Covariance Analysis - ANCOVA

Model Components

Most general situation: we seek to explain Y using both quantitative and qualitative variables.

Quantitative variable effects: Through each regression coefficient \(\beta_j\) associated with each variable

Factor effects and interactions: As in ANOVA analysis

Main effects of factors (quali. var.)
Interactions between factors

Mixed interactions: Effects of interactions between factors and quantitative variables

Example of Mixed Interaction

\(A \in \{\text{Labrador}, \text{Chihuaha}\}\)
\(X^{(1)}\): size of the dog
There is clearly a mixed interraction between factor \(A\) and \(X^{(1)}\)!

Statistical Testing

Each effect can be tested using a Fisher test.
Obviously, choices must be made regarding which effects and interactions to include in the model.

Linear Models in R: Quantitative and Qualitative Variables

Model Without Interaction

\(Y\): quantitative response variable

\(X\): quantitative variable,

\(Z\): factor with \(I\) modalities \(\{A_1, \dots, A_I\}\)

lm(Y~X+Z) estimates the model without interaction, where, for each individual \(k = 1, \ldots, n\):

\[Y_k = m + \beta X_k + \sum_{i=2}^{I} \alpha_i \mathbf{1}\{Z_k=A_i\} + \varepsilon_k\]
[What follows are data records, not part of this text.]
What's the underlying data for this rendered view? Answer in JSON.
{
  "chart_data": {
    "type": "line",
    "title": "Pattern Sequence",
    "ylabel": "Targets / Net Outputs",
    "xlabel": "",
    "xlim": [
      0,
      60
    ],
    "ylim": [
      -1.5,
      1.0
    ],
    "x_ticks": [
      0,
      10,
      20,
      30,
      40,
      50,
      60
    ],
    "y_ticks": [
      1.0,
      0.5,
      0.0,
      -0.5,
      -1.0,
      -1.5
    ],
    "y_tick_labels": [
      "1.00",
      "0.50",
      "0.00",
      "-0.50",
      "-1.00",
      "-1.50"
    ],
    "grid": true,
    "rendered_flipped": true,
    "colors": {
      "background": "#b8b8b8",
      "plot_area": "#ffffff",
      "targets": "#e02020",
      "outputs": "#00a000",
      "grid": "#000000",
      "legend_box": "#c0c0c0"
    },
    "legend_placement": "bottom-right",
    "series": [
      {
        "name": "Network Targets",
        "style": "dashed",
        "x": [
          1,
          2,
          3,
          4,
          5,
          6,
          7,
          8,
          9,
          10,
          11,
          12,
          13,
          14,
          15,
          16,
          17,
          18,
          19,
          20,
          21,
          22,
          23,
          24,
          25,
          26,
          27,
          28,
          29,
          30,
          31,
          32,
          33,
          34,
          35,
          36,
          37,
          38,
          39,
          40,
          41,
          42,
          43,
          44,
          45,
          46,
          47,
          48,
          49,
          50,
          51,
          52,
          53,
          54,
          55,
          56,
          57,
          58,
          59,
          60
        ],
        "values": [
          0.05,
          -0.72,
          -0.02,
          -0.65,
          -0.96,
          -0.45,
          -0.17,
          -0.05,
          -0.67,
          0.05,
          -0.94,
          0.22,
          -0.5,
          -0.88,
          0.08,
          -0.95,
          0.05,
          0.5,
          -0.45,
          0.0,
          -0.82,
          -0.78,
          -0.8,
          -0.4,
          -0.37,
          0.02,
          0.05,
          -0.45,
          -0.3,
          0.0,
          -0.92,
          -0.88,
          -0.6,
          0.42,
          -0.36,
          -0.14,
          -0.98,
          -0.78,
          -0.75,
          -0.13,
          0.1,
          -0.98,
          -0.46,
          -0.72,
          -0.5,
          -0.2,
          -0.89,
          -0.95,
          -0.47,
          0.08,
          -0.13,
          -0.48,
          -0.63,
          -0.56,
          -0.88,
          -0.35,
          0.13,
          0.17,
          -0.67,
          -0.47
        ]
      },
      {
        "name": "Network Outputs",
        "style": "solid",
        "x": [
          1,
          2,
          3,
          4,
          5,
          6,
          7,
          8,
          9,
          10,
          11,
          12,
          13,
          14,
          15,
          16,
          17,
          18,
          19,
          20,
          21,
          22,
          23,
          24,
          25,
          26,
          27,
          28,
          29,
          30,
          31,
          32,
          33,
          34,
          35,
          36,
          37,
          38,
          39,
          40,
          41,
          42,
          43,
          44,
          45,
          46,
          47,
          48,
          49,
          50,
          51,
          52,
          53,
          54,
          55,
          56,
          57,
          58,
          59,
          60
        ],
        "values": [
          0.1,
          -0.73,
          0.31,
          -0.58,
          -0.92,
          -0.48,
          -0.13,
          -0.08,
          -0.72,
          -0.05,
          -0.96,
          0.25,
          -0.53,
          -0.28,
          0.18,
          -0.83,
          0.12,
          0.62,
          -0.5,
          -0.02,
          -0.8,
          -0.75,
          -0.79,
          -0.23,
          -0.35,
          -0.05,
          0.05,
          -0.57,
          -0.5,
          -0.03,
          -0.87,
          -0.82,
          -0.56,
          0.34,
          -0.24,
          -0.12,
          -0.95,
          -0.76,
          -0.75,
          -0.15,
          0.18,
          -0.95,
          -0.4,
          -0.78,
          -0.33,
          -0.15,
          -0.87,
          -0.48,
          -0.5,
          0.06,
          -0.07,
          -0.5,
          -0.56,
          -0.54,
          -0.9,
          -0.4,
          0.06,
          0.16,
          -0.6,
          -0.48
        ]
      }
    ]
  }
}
Constraint \(\alpha_1 = 0\) is adopted to make the model identifiable.

Model With Interaction

lm(Y~X+A+X:A) or lm(Y~X*A) estimates the model with interaction:

\[ \begin{aligned} Y_k &= m + \beta X_k + \sum_{i=2}^{I} \beta_i X_k \mathbf{1}\{Z_k=A_i\} \\ &+ \sum_{i=2}^{I} \alpha_i \mathbf{1}\{Z_k=A_i\} + \varepsilon_k \end{aligned} \]

Key Insight: In the interaction model, the coefficient \(\beta\) associated with \(X\) varies according to the modality \(A_i\).